In New Hampshire, town assessors are beginning to treat view amenities as a separate line adjustment. The idea is that if a property has a value premium because to its views, it is taxed over above other properties. In some markets, the [view adjustment is a separate line item [Washington Post]](http://www.washingtonpost.com/wp-dyn/content/article/2005/10/31/AR2005103100906_pf.html)
The concept here is that the overall value must be accurately reflected. It appears that the view amenity was not fully accounted for and it was significant enough for the state to itemize the adjustment which was the subject of the recent complaints.

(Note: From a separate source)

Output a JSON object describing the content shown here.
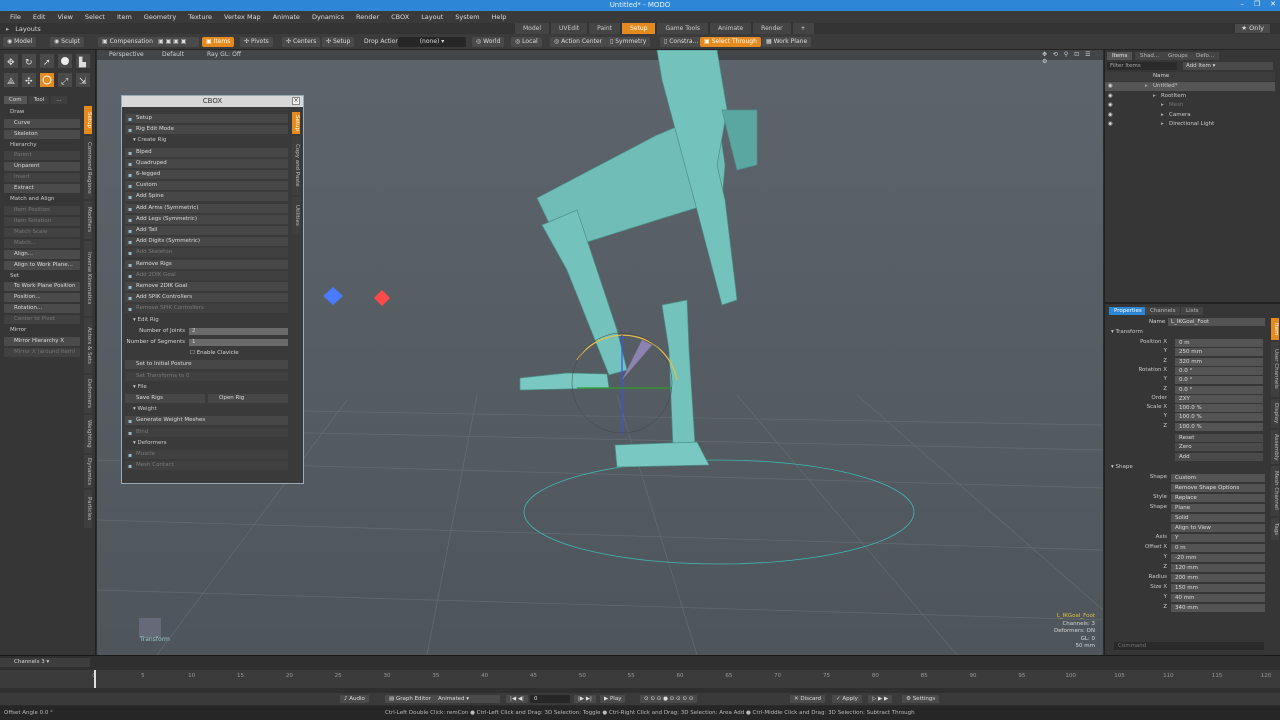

Tags: Soapbox Blog, Appraisal Process, Adjustments
This is a convoluted problem. It is reasonable that a more valuable property, due to its views, should be taxed higher – standard practice in all urban areas of the country. But then you have a higher income population in urban areas than in rural areas and it appears that higher taxes would be a hardship for that segment of the population who also do not have the benefits afforded to those living in urban areas. Zoning would have to prohibit large scale development or else the beauty of the open land would be destroyed and with it their main industry, tourism. It seems a city or state income tax and/or a sales tax would be a better solution. Property owners who are taxed the same as those with more “valuable ” property due to views might want to look at the big picture in terms of their community rather than their own limited interests which may eventually turn against them.
Property taxes are “ad valorem” taxes which means it is according to the value of the property. One’s physical condition or handicaps has no being on what a property is worth. Even if one could not swim does not mean a property on the ocean, lake, river, etc is worth less. The reporter is sensationalizing a sensitive subject when there is no story to be told.